Convivendo com os expoentes do teatro, Zorzetti adquiriu experiência e conhecimento do meio cultural. Aprendeu a fazer teatro fazendo. “Minha escola foi experimentar, quebrar a cara, acertar e errar, aprender com os erros, ouvir muito. Fiz cursos, li muito, pesquisei, me aperfeiçoei. Sou um profissional do teatro. Ensino porque aprendi, leio muito, tenho uma ampla biblioteca sobre o tema, sinto-me capaz de transmitir conhecimentos.

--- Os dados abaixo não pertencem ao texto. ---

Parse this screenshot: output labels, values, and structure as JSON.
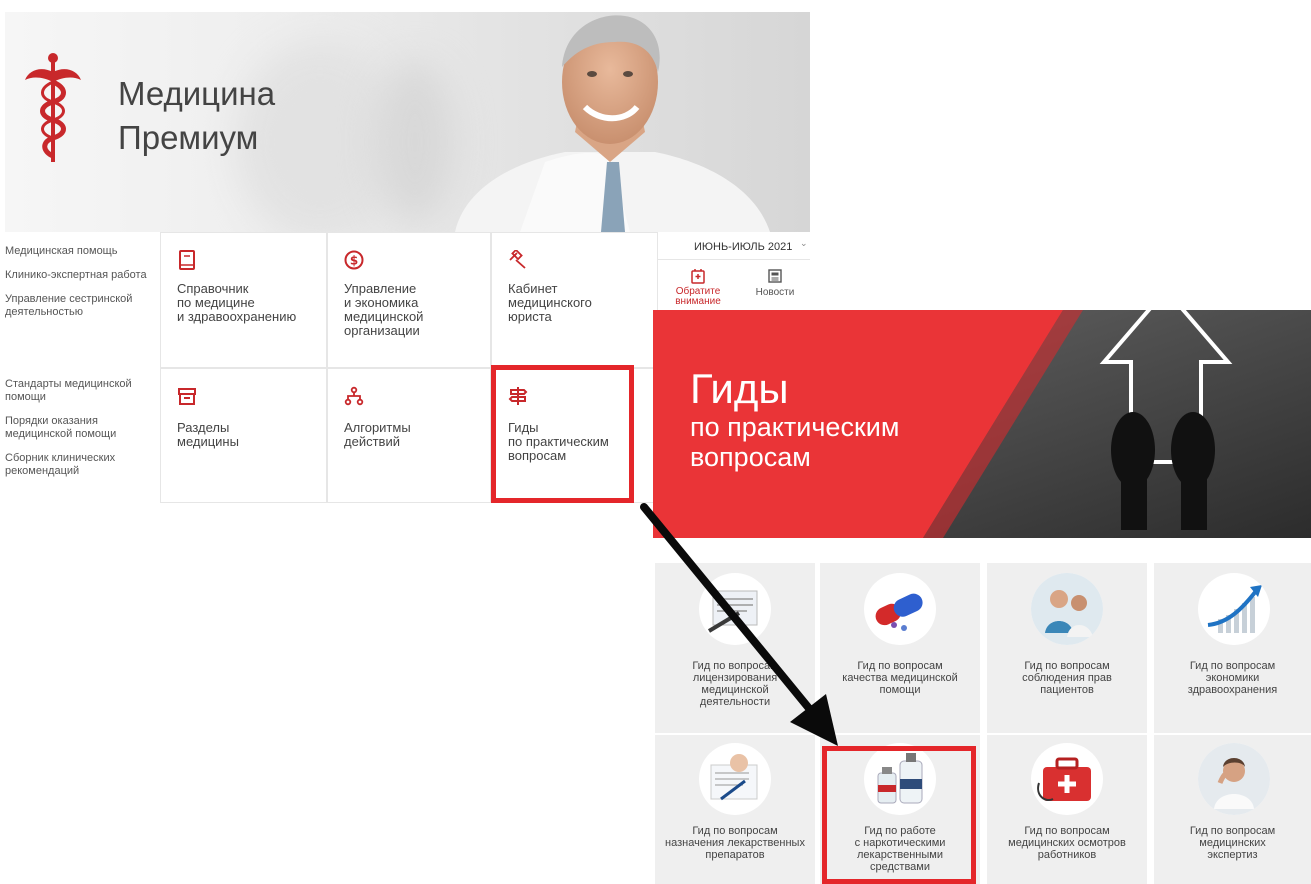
{
  "brand": {
    "line1": "Медицина",
    "line2": "Премиум"
  },
  "left_menu_top": [
    "Медицинская помощь",
    "Клинико-экспертная работа",
    "Управление сестринской деятельностью"
  ],
  "left_menu_bottom": [
    "Стандарты медицинской помощи",
    "Порядки оказания медицинской помощи",
    "Сборник клинических рекомендаций"
  ],
  "tiles": {
    "spravochnik": [
      "Справочник",
      "по медицине",
      "и здравоохранению"
    ],
    "upravlenie": [
      "Управление",
      "и экономика",
      "медицинской",
      "организации"
    ],
    "kabinet": [
      "Кабинет",
      "медицинского",
      "юриста"
    ],
    "razdely": [
      "Разделы",
      "медицины"
    ],
    "algoritmy": [
      "Алгоритмы",
      "действий"
    ],
    "gidy": [
      "Гиды",
      "по практическим",
      "вопросам"
    ]
  },
  "issue": {
    "label": "ИЮНЬ-ИЮЛЬ 2021"
  },
  "attention": {
    "line1": "Обратите",
    "line2": "внимание"
  },
  "news": {
    "label": "Новости"
  },
  "banner": {
    "title": "Гиды",
    "line2": "по практическим",
    "line3": "вопросам"
  },
  "guides": [
    [
      "Гид по вопросам",
      "лицензирования",
      "медицинской",
      "деятельности"
    ],
    [
      "Гид по вопросам",
      "качества медицинской",
      "помощи"
    ],
    [
      "Гид по вопросам",
      "соблюдения прав",
      "пациентов"
    ],
    [
      "Гид по вопросам",
      "экономики",
      "здравоохранения"
    ],
    [
      "Гид по вопросам",
      "назначения лекарственных",
      "препаратов"
    ],
    [
      "Гид по работе",
      "с наркотическими",
      "лекарственными",
      "средствами"
    ],
    [
      "Гид по вопросам",
      "медицинских осмотров",
      "работников"
    ],
    [
      "Гид по вопросам",
      "медицинских",
      "экспертиз"
    ]
  ],
  "colors": {
    "accent": "#c8282b",
    "highlight": "#e4262a",
    "banner_red": "#ea3437",
    "tile_bg": "#efefef"
  }
}
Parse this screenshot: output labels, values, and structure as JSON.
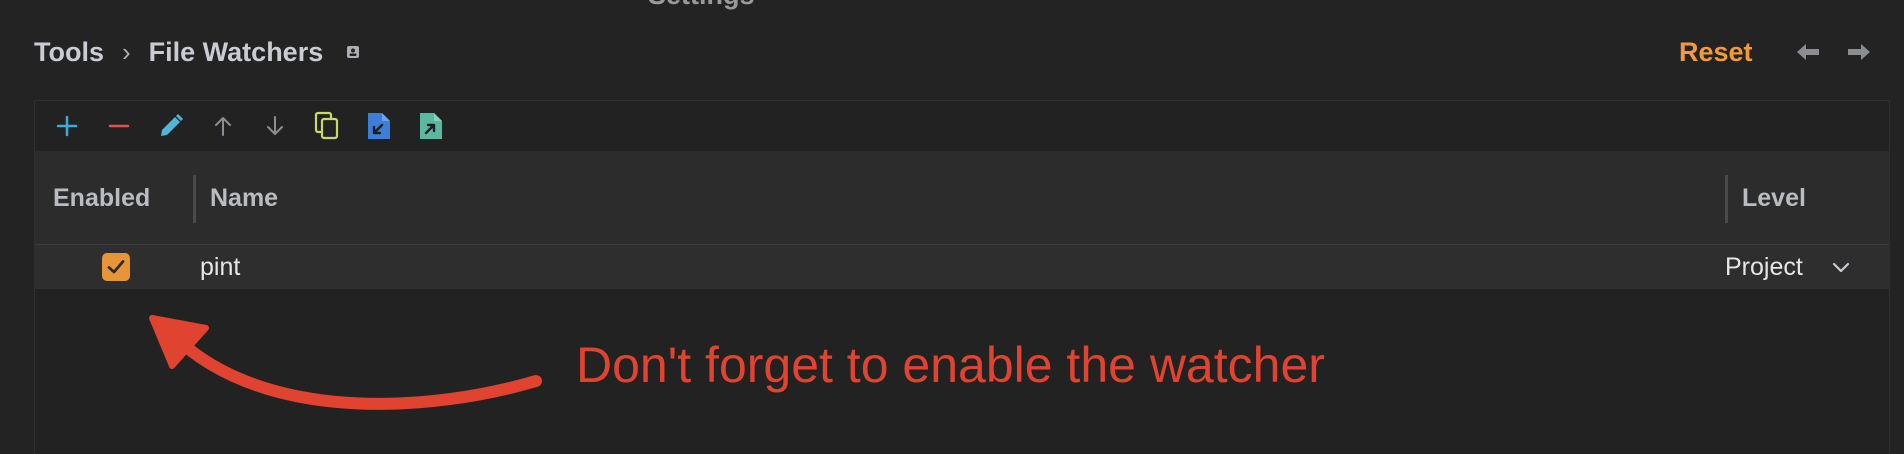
{
  "window": {
    "title": "Settings"
  },
  "breadcrumb": {
    "items": [
      "Tools",
      "File Watchers"
    ],
    "separator": "›"
  },
  "header_actions": {
    "reset_label": "Reset"
  },
  "toolbar": {
    "buttons": [
      {
        "icon": "plus-icon",
        "color": "#3fa9d8"
      },
      {
        "icon": "minus-icon",
        "color": "#e05252"
      },
      {
        "icon": "edit-icon",
        "color": "#4fb5d9"
      },
      {
        "icon": "arrow-up-icon",
        "color": "#8a8f95"
      },
      {
        "icon": "arrow-down-icon",
        "color": "#8a8f95"
      },
      {
        "icon": "copy-icon",
        "color": "#c8d86a"
      },
      {
        "icon": "import-icon",
        "color": "#3d7fd6"
      },
      {
        "icon": "export-icon",
        "color": "#5ab7a0"
      }
    ]
  },
  "table": {
    "columns": [
      "Enabled",
      "Name",
      "Level"
    ],
    "rows": [
      {
        "enabled": true,
        "name": "pint",
        "level": "Project"
      }
    ]
  },
  "annotation": {
    "text": "Don't forget to enable the watcher",
    "color": "#e0432f"
  },
  "colors": {
    "accent": "#f09a3c",
    "checkbox": "#e8953a",
    "background": "#232323"
  }
}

Minha área de atuação é a linguística, a literatura, a gramática, temas bem próximos do teatro, por isso acabei me envolvendo”, ressaltava.
Pedagogo
Fatos do cotidiano, observações, leituras. Tudo virava assuntos nas aulas de teatro. Muito mais que um professor, Zorzetti considerava-se um pedagogo do teatro. Explorava o máximo possível a encenação, fazia demonstrações, indicava a bibliografia, exemplificava o suporte técnico a ser usado pelos futuros atores. Cada detalhe era trabalhado pelo dramaturgo, que, apesar dos inúmeros convites, optou por permanecer na sua terra, fundar uma escola que desse oportunidade a todos os jovens. Seu sonho tornou-se realidade em 2000 quando foi realizado o primeiro vestibular para o curso de Artes Cênicas na UFG.

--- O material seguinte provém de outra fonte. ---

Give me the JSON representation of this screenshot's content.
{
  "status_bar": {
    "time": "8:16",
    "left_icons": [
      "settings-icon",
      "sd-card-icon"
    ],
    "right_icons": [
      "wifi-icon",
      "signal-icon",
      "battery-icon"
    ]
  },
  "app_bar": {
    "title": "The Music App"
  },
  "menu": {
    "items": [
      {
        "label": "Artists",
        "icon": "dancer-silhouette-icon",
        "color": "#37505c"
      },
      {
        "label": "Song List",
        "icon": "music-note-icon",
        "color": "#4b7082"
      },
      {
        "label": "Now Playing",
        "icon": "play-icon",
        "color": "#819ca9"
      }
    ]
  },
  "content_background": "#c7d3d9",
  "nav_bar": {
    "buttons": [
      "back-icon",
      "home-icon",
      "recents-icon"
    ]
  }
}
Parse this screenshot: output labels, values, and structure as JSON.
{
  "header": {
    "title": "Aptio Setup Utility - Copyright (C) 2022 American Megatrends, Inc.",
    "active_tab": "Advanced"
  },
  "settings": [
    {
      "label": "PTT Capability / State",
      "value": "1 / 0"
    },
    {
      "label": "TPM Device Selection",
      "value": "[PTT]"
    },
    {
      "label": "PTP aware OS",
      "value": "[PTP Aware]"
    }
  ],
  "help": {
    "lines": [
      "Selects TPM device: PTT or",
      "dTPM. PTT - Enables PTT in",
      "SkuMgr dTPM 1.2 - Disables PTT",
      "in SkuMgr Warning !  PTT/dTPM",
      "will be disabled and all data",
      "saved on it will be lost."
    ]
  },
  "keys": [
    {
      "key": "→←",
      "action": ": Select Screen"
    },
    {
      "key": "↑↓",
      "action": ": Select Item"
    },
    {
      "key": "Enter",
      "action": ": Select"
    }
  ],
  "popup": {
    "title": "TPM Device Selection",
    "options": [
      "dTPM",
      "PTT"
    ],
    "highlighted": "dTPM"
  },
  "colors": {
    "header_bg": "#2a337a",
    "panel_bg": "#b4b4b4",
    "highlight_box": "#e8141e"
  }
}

Zorzetti conhecia bem o meio universitário. O Teatro Universitário Galpão foi sua primeira aventura dentro da UFG, na década de 1960. O TGU era uma dissidência do Teatro Universitário oficial, dirigido por um professor de São Paulo, que seguia, mais ou menos, a cartilha política da época. Nada podia ser muito ousado, tudo tinha de ser comportado. Isso acabou gerando divergências. Indignado com a situação, o Diretório Central dos Estudantes resolveu intervir e criar um teatro próprio com uma linguagem menos subserviente. “Estava em casa, quando chegaram os estudantes me convidando para dirigir o grupo universitário. Eu estudava na UCG. Mas topei. Foi uma época terrível. Éramos demasiadamente perseguidos. Fazíamos a coisa clandestina mesmo”, recordava.
Os estudantes driblavam os censores. “Mandávamos um texto para a censura, encenávamos outro. Se havia algum censor na plateia, apagávamos as luzes. O ensaio geral tinha de ser feito na presença do inquiridor e fazíamos outra peça. Muitos colegas morreram, foram trucidados, assassinados pela ditadura”, relatou o dramaturgo em entrevista ao Popular.

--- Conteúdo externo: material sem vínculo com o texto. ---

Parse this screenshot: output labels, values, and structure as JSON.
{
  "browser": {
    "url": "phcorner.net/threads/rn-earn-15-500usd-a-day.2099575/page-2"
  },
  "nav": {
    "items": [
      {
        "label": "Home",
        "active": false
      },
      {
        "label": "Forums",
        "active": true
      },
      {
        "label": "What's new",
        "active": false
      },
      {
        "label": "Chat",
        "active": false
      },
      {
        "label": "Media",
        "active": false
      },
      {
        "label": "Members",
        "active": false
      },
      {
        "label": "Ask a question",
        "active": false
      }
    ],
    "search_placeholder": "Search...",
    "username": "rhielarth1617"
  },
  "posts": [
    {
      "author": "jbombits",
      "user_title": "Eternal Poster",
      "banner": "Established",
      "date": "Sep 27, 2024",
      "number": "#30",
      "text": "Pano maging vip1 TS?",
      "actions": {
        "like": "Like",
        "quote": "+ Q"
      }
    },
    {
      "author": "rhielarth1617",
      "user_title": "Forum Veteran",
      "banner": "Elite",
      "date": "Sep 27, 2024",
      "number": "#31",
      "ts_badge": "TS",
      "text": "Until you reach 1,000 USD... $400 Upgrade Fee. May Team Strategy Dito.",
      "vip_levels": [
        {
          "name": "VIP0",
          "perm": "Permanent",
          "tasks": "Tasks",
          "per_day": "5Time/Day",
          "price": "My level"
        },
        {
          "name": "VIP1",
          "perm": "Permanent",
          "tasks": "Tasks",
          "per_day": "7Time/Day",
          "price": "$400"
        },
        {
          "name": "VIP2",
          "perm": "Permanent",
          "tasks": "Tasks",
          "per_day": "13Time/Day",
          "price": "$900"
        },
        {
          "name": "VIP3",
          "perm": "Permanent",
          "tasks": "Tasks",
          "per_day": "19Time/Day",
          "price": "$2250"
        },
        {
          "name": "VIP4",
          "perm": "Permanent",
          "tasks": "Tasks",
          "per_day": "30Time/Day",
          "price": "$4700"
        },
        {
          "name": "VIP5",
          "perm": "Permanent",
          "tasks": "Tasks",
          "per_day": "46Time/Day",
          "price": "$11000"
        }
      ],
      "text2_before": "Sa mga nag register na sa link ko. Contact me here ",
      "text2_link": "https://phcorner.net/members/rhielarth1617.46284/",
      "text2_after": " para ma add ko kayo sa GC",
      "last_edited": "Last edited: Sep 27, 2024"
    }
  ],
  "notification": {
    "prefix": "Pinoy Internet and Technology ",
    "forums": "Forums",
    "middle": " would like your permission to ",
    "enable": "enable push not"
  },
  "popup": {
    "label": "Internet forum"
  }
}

Zorzetti colecionava amigos. Tinha seguidores fiéis entre os milhares de alunos que frequentaram suas aulas nos colégios de Goiânia, onde lecionou Língua Portuguesa e Literatura. No Colégio Universitário (Colu), fundou o Teatro Experimental Secundarista, o Tese, que seria o embrião do Grupo Exercício. Não foi um período fácil. O professor sofreu muita perseguição, mas felizmente venceu a resistência da direção. “Hugo foi minha escola”, diz o ex-professor, ator e diretor Nilton Rodrigues. Ele lembra que foi debaixo de uma mangueira na casa de seu pai que nasceu o Grupo Exercício, cujo tripé é o próprio Nilton, Hugo e Odilon Camargo.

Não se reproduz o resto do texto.